Several prominent academics, researchers and psychologists have shared their misgivings with Mr. Simon in private. It is curious why the filmmaker hasn’t taken their suggestions to heart and continues to defend himself.  Is it because the filmmaker wishes to see things in black and white?

For example, the film stresses that it was the Buddhist and Shinto priests who were the most dangerous elements of the Japanese American community, ignoring or only mentioning in passing that the U.S. government had also picked up fishermen, business leaders, journalists, educators and martial arts teachers.

The filmmaker also fails to explore the issue of loyalty. Any immigrant is going to have feelings for their mother country, but does that make them a potential threat? In a simplistic analogy, if a Canadian moved to Los Angeles, should we force this person to switch their hockey loyalty from the Vancouver Canucks to the L.A. Kings?

And rather than research the psychology of the Kibei, the filmmaker took the easy route and depicted the Kibei as the “troublemakers” who were sent to Santa Fe, while the rest of the population were the “good” Japanese.

At the JANM showing last Saturday, three or four people shared that either their fathers or grandfathers were at Santa Fe and their experiences were not as positive as depicted in the film. Is the filmmaker going to ignore these comments because it does not fit into his black-and-white thesis that Santa Fe was a good place to be?
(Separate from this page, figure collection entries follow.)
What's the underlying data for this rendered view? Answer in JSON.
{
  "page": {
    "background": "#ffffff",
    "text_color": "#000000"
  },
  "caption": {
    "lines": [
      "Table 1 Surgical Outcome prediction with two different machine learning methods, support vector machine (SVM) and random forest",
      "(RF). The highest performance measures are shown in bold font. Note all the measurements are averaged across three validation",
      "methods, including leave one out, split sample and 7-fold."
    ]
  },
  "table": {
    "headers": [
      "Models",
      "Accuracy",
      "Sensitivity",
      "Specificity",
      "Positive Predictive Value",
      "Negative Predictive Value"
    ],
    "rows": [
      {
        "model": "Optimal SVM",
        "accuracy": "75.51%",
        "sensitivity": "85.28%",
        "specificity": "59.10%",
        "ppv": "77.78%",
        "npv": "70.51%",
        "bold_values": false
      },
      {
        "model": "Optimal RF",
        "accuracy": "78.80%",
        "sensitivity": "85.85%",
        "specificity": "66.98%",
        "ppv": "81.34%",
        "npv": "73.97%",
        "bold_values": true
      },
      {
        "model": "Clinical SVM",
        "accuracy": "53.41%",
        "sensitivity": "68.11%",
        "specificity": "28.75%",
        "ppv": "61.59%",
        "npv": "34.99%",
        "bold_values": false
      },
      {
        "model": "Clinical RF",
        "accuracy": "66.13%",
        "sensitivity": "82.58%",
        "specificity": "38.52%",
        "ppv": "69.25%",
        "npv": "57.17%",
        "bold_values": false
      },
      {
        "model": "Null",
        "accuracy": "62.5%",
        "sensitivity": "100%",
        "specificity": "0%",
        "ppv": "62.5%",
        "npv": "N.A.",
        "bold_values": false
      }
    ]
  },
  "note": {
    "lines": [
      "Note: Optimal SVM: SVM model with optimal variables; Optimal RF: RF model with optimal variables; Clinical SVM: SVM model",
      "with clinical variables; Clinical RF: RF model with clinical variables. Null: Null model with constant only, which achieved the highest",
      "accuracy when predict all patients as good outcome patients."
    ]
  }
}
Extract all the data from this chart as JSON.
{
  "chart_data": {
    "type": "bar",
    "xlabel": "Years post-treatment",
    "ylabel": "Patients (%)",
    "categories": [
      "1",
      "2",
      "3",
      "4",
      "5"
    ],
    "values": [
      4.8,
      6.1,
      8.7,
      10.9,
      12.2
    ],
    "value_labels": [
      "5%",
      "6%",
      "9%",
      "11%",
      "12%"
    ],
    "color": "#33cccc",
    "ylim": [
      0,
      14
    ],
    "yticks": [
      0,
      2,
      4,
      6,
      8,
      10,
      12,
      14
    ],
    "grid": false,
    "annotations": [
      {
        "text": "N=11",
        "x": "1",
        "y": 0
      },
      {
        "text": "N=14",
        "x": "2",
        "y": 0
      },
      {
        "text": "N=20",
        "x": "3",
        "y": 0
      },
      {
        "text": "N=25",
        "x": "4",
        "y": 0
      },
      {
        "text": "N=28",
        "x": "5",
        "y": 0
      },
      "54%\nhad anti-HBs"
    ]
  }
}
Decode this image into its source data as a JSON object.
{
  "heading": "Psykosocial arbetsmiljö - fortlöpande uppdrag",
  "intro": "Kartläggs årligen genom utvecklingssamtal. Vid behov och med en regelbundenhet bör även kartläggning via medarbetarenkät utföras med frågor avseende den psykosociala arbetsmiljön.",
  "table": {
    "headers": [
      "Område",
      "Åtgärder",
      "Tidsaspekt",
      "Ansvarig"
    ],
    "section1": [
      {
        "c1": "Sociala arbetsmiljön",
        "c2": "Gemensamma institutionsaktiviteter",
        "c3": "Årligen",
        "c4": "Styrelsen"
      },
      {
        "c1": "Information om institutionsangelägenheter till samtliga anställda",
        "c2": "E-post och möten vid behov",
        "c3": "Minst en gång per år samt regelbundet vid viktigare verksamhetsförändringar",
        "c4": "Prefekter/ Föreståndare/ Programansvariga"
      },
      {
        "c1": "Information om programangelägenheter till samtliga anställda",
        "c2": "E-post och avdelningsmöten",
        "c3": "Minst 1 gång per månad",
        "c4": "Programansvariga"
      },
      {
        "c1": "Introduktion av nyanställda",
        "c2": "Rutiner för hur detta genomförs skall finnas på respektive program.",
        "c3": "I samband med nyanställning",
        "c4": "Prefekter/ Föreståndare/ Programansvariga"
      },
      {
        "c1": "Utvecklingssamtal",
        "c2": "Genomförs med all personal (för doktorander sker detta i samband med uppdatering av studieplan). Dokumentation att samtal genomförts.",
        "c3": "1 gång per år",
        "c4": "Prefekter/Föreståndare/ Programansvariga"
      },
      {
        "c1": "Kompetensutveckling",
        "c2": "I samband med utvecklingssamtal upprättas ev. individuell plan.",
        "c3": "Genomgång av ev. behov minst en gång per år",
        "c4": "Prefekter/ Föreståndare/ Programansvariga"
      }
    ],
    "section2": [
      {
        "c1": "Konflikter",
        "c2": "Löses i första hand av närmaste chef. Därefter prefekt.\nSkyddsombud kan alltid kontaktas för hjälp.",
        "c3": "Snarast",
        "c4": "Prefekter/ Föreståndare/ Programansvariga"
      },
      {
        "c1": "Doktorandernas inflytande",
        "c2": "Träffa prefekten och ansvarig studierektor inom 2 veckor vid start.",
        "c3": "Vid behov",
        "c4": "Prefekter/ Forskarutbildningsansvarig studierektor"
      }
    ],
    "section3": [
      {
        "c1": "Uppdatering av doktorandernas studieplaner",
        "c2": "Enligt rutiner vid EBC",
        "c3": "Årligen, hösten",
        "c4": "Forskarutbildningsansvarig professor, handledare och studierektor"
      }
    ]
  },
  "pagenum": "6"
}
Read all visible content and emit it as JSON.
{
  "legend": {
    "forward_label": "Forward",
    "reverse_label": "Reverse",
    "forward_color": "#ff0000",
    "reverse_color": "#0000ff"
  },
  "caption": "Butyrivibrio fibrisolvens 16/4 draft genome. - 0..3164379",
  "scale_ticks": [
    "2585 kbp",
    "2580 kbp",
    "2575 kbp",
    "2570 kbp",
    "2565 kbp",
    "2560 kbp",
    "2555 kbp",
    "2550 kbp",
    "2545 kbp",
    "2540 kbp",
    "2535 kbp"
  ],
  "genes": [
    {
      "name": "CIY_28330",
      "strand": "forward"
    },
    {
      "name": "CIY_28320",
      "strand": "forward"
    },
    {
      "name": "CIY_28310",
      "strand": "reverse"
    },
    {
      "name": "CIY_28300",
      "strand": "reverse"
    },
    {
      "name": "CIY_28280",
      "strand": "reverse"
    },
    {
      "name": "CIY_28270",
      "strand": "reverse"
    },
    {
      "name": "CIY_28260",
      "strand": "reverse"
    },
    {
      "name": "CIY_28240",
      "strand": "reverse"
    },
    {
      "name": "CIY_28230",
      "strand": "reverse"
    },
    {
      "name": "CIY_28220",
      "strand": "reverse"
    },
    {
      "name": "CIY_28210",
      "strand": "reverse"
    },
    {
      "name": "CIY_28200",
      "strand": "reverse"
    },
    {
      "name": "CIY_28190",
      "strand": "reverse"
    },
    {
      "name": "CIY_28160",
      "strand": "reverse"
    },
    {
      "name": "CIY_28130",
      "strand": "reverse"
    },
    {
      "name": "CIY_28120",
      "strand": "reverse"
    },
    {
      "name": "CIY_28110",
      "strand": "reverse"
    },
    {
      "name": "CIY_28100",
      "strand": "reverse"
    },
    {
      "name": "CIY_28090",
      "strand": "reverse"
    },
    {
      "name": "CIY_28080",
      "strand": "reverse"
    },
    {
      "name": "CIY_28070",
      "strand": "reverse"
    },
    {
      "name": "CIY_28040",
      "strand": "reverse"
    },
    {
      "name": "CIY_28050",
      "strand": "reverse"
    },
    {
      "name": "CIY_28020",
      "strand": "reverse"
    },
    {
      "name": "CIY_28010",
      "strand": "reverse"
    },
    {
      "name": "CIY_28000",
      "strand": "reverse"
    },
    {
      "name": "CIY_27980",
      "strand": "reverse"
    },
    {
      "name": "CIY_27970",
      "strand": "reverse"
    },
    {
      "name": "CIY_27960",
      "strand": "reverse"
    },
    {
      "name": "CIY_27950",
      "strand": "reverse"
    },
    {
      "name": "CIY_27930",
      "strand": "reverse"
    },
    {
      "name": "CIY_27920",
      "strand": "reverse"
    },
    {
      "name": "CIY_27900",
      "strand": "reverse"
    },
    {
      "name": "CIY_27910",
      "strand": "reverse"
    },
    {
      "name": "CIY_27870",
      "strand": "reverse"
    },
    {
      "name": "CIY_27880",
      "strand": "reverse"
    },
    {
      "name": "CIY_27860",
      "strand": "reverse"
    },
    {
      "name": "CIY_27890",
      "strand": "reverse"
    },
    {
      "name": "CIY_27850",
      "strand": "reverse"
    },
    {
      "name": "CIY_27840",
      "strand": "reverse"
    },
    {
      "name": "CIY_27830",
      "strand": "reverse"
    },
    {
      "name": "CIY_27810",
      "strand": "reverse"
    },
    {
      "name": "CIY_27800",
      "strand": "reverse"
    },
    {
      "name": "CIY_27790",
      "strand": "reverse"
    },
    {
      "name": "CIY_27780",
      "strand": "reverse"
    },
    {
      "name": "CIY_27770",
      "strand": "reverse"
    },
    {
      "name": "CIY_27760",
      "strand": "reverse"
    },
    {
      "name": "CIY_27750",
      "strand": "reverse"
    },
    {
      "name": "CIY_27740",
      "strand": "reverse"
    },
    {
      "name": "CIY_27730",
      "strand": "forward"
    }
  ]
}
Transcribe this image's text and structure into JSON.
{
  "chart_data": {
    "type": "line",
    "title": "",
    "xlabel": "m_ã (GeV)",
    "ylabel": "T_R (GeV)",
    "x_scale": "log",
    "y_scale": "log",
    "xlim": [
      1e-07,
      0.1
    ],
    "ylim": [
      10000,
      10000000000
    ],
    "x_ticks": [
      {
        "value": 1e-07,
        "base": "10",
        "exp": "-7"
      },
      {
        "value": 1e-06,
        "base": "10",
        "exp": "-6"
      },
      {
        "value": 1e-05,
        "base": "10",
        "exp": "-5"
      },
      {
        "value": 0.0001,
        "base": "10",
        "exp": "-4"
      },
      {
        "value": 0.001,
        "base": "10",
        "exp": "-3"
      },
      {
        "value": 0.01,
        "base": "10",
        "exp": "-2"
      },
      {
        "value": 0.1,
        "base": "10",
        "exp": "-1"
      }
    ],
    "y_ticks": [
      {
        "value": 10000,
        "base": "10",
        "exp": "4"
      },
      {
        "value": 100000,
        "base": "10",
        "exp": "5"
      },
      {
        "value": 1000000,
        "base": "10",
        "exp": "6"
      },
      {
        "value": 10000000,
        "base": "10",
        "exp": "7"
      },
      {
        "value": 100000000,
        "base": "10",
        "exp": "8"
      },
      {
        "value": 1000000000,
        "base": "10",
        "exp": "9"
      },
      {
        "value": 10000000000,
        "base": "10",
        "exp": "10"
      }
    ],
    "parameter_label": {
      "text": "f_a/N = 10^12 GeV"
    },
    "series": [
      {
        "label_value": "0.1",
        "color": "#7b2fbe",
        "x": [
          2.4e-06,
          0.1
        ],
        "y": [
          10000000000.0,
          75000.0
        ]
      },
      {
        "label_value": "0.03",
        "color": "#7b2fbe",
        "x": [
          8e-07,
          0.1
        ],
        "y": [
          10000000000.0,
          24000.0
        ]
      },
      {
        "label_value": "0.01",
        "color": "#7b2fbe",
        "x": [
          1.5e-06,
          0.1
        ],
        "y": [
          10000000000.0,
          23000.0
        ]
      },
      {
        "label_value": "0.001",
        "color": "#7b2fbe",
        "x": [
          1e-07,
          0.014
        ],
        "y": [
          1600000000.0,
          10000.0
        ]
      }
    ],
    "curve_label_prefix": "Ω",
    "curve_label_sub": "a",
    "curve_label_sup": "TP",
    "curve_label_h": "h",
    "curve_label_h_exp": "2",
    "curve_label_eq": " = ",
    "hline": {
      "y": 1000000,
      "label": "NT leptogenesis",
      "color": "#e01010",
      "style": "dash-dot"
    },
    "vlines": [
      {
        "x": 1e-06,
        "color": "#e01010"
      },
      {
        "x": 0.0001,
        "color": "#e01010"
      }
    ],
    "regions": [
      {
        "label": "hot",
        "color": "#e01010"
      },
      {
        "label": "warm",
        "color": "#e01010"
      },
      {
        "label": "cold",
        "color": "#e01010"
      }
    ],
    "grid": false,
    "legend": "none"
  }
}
Prominent psychologists within and without the Nikkei community have been studying the psychological impact of camp on the prisoners and their children. When the filmmaker only got responses that Santa Fe was a good place to be, why didn’t he research such issues as the Stockholm syndrome, which describes the seemingly contradictory phenomenon where the victim empathizes with the abuser? Patty Hearst’s support of her captors, the Symbionese Liberation Army, is a good example.

But the most important issue the film fails to tackle is the human and civil rights violation of indefinitely detaining the Issei without charge and the constitutionality of Congress passing a law to strip U.S. citizens of their birthright.

Again, the filmmaker needs to take to heart all the suggestions he’s been getting from the experts in their fields.